Humans were also significantly heavier than habilis.7 The body weight increase from a male habilis to a male human from this period may have been of the order of at least 20 per cent but it is in the females that we observe the sharpest weight increase, which was of the order of at least 50 per cent. Prehuman males increased slightly in size through time within the range 40–52 kilograms (88–114 pounds) while females did not and stayed in the range 29–34 kilograms (64–75 pounds) throughout. So humans marked a step in terms of body-size increase and it was most pronounced among the females of the species. Consequently, the sexual dimorphism in body size, so evident in the australopithecines, was significantly reduced in humans.
Large size has important implications in ecology. I am interested here in the effect of size on the movement of animals. It has a direct bearing on net energy expended in travel, net transport costs8 decreasing with increasing size. It is interesting that body size has the opposite effect on climbing animals,9 which may have restricted body size in hominids until they committed to walking on flat surfaces. Larger animals also reach higher maximum velocities than smaller ones when running; they move at faster optimal speed (the normal speed of movement) and they therefore cover greater distances in the same amount of time. This means that humans would have done better than habilis in terms of energy efficiency as they walked across their territory and they could have moved faster if required to do so. They could also have had a larger home range.
Hind limb proportions also improved the efficiency with which humans moved. Increase in body size meant that the total cost of locomotion also increased, even if the net cost (energy expended per kilogram) decreased. When the daily cost of movement was calculated for a human from this period with its elongated hind limbs, travel costs were 50 per cent lower than for a hypothetical human with the hind limb proportions of an australopithecine.10 The elongated limbs of humans mitigated to some degree the increased cost of locomotion due to its larger size, making walking more economical than in the australopith-ecines.11 Longer hind limbs in humans have also been found to reduce running costs.12 The lengthening of the hind limbs in humans improved their efficiency not only as walkers but also as runners. Australopithecus habilis, of similar size to the australo-pithecines and hence with a more economical, though less efficient, walk than humans, would have had its own advantage over other Australopithecus, by virtue of having longer hind limbs. We can see how, after a long period when hind limb proportions remained quite constant among the australopithecines, the increase that we first pick up in habilis and which really took off in Homo sapiens, especially in the earliest erectus humans, would have dramatically augmented the daily distances that could be covered. We have seen that the habitat requirements of early humans in tropical Africa were essentially those of their predecessors. What really changed in humans was the ability to cover much more ground in a day and to roam across larger home ranges than any of their predecessors. Such a change was the result of an increase in body size and the length of the hind limbs. Once committed to this new road, any further increases in these features would have been favoured by natural selection. Standing tall in the East African landscape 1.8 million years ago were the first humans. From an ancestral, fruit-eating, forest-canopy primate millions of years of evolution assisted by climate change had finally produced this improbable primate.

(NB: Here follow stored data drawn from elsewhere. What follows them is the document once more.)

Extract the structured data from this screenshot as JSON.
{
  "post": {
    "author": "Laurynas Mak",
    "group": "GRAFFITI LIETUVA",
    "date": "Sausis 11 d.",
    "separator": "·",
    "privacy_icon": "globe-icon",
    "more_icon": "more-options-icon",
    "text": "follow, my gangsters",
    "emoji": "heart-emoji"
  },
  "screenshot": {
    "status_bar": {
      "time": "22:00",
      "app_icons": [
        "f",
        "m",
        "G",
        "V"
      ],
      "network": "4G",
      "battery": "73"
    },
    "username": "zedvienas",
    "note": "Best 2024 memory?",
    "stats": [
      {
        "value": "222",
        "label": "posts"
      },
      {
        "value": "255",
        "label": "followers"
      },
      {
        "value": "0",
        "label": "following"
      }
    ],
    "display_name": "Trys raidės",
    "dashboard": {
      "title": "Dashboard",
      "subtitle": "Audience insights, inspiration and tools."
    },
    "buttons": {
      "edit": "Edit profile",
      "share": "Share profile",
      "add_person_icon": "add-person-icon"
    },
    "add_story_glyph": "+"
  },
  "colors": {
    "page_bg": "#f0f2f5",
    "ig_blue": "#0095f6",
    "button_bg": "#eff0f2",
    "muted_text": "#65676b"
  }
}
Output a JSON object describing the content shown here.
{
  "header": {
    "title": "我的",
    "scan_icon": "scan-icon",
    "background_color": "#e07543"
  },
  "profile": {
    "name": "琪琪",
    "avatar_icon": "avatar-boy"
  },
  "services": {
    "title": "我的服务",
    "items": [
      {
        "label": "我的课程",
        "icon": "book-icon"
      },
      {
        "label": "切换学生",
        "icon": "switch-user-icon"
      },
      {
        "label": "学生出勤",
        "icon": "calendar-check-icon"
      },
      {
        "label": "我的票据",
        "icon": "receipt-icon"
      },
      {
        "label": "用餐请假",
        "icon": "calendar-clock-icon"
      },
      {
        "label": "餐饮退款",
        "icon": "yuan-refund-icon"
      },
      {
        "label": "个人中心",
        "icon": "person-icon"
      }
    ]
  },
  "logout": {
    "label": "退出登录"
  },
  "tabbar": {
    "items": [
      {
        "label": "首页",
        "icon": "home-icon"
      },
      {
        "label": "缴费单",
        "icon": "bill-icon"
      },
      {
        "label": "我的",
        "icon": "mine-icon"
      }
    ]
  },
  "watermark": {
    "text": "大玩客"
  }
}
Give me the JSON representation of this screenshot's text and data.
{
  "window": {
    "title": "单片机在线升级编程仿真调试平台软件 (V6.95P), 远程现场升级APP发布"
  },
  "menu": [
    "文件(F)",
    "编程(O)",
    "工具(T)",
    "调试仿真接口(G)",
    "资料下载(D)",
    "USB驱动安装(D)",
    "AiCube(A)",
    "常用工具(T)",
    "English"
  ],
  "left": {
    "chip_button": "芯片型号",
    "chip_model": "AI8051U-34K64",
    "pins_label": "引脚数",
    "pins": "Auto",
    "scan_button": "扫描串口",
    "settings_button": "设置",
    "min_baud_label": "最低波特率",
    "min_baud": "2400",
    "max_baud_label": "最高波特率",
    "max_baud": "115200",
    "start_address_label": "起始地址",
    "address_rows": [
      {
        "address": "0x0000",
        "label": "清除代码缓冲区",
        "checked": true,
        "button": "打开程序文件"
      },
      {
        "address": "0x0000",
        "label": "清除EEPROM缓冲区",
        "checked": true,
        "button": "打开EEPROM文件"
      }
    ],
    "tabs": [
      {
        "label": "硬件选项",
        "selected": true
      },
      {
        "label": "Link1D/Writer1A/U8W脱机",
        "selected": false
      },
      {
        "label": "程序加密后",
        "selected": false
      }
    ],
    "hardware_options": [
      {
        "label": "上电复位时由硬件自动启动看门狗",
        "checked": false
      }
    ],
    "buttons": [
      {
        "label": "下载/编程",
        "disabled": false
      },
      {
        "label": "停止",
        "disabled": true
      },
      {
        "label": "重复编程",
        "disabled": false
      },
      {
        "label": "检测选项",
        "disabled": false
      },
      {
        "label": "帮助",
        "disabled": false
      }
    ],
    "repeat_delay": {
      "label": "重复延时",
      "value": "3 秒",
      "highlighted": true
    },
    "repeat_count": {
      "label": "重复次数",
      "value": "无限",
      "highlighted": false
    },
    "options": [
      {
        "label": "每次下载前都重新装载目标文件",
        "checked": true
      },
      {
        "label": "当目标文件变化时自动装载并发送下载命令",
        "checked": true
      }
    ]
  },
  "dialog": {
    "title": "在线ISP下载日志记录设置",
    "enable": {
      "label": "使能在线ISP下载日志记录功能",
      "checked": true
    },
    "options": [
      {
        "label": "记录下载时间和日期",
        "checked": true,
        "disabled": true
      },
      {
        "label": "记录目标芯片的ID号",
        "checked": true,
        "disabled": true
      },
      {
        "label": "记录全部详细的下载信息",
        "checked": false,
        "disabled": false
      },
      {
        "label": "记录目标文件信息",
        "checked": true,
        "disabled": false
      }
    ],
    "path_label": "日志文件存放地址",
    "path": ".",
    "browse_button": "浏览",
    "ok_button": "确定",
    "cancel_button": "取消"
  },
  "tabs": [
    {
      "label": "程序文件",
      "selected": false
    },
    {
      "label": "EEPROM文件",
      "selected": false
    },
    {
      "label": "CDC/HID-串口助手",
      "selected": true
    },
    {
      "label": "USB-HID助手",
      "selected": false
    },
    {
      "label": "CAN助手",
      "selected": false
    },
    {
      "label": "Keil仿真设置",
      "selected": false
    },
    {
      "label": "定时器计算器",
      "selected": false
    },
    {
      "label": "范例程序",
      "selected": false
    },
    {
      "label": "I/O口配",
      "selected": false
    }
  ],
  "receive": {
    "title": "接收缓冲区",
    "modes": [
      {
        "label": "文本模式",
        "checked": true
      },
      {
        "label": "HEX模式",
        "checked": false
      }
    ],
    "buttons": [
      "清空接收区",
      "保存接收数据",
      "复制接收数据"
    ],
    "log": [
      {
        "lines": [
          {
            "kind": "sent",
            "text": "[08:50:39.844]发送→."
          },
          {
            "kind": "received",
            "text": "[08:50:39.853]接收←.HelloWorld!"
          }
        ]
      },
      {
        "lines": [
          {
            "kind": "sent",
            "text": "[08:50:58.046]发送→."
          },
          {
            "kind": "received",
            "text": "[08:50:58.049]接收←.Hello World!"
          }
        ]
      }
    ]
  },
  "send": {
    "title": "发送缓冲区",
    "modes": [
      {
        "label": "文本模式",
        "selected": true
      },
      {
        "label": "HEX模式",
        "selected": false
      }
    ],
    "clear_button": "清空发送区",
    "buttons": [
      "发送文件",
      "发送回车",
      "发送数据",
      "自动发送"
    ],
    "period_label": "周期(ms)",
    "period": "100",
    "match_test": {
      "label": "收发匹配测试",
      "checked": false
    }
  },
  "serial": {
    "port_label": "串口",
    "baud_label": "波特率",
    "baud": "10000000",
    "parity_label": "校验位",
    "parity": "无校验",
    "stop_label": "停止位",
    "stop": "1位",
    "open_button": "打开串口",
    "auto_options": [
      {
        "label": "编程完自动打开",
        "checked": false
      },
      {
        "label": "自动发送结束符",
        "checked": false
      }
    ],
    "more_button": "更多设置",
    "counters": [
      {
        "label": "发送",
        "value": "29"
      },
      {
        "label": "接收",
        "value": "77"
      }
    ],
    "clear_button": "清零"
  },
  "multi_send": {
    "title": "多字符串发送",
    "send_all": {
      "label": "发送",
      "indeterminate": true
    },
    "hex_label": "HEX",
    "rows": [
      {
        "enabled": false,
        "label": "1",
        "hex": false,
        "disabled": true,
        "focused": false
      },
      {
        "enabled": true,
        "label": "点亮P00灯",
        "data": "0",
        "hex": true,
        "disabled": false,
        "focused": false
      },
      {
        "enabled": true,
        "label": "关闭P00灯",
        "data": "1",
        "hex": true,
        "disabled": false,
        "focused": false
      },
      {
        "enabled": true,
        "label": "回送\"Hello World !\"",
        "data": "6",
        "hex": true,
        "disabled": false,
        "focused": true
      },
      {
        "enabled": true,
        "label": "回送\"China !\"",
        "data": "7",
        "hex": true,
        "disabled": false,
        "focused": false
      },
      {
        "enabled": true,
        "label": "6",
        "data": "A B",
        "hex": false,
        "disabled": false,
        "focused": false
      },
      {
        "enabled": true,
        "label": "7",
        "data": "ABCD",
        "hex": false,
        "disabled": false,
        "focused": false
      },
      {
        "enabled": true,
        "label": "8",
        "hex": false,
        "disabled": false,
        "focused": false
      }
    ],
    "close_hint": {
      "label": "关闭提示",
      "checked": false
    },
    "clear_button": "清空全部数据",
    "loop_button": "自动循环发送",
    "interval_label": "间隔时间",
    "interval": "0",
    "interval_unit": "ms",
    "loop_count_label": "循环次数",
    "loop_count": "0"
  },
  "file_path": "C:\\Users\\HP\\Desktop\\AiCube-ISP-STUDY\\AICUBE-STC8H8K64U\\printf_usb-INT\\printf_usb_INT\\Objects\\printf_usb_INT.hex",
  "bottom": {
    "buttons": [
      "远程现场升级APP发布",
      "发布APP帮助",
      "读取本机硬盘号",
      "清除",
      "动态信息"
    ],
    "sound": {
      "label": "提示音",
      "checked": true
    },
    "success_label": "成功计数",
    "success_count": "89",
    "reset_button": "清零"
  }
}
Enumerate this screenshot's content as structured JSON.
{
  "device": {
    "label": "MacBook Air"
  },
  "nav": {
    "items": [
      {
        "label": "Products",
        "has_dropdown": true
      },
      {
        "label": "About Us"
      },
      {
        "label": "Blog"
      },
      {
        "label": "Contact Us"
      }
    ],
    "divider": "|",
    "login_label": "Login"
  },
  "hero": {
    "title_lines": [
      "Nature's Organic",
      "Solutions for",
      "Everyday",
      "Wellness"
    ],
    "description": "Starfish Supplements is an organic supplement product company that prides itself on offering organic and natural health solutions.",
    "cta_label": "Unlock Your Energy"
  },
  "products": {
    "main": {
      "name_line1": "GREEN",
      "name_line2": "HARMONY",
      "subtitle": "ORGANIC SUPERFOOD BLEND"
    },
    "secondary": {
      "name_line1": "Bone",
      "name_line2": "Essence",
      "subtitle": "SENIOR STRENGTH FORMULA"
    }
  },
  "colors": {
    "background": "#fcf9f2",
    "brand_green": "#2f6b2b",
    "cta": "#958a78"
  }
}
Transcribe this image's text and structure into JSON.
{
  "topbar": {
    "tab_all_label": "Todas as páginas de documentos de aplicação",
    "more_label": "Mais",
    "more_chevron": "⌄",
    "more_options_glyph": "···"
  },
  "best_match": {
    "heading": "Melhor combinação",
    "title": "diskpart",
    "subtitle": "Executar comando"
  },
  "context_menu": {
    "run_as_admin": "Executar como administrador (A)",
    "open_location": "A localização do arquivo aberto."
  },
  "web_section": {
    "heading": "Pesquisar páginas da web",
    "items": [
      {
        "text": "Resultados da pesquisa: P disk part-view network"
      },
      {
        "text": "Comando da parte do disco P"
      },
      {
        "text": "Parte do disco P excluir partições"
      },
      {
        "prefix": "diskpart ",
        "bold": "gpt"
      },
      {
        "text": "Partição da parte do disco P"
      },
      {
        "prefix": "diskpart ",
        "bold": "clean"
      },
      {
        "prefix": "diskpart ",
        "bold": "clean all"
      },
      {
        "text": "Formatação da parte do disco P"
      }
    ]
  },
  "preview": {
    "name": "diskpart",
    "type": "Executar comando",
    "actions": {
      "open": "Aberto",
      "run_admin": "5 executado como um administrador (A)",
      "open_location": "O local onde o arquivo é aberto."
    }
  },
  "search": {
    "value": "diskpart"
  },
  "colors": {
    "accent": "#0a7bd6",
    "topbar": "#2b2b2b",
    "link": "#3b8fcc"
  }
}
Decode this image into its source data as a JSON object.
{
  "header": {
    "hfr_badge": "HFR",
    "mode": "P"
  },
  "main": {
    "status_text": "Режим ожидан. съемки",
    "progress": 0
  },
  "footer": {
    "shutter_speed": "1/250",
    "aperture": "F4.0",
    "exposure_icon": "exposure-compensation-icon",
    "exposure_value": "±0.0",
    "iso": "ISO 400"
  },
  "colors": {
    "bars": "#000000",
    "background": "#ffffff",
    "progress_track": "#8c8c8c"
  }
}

Why were humans so improbable? The world of humans and their predecessors had been dominated for millions of years by a wide range of mammalian herbivores13 and a guild of carnivores.14 The australopithecines were not alone among the primates in this world either, terrestrial baboons being noteworthy neighbours15 alongside pigs which were also omnivorous.16 All these species were perfectly capable of consuming meat, even the pigs,17 but they would have done so opportunistically or at a small scale relative to the dominant and specialized carnivores. They had reached a level of improbability, though not uniqueness, but a minor one in comparison to humans who seem to have barged into the carnivore guild in their own right. That, for a primate, was certainly an unexpected first.
What pushed the ancestors of humans in the direction of increased mobility and how did that generate the world’s first and only primate carnivore? It had to be water. As water sources became scarcer, more thinly scattered on the ground, and increasingly seasonal, hominids would have been faced with three choices. The first was to stay put close to water and ride out the bad times while eating what you could find around you—a good option if you were not too bothered about what you ate but one in which you might have to depend on low-quality fallback foods for a while. It carried the added risk that the water source might dry out altogether. Second, you could stay close to water but you could range more widely than in the first option, provided you were able to return to the water source. This option would certainly permit you to exploit a wider range of resources but you would still run the risk of the water source disappearing in extreme drought. The third option would be to become highly mobile and move between two or more water sources during the annual cycle. Such a strategy would seem the least risky and would offer many more dietary options. It would also put the users under intense pressure from natural selection, favouring any genetic novelty that promoted improved mobility.
It is time to introduce a new concept, one which has been discussed occasionally by ecologists and which is vitally important to our story—it is usually known as the Baldwin Effect.18 It happens when an animal learns a new behaviour, either by itself or from others, and this behaviour eventually becomes incorporated into the genome of future generations if it confers advantages. Such novel behaviours can place individuals in new environmental settings which may, in turn, expose them to new selective pressures. What we are looking at here are ways in which the behaviour of an animal could affect the course of evolution. I do not mean, of course, Lamarckism, the discarded view exemplified by the animal that stretched its neck each time further to reach the leaves on the highest branches and produced a giraffe after several generations. There are ways in which animals can position themselves in particular locations or even modify their environment. Patrick Bateson,19 the Cambridge animal behaviourist, usefully summarized these possible ways into four. The first was when the animal made an active choice of where to live; the second was by changing the physical or social conditions, through their behaviour, in which their offspring would live; the third was by changing their behaviour when conditions changed, thus avoiding death; and the fourth, especially relevant to us, was when animals exposed themselves to new conditions which could open up possibilities for evolutionary changes that would not otherwise have taken place.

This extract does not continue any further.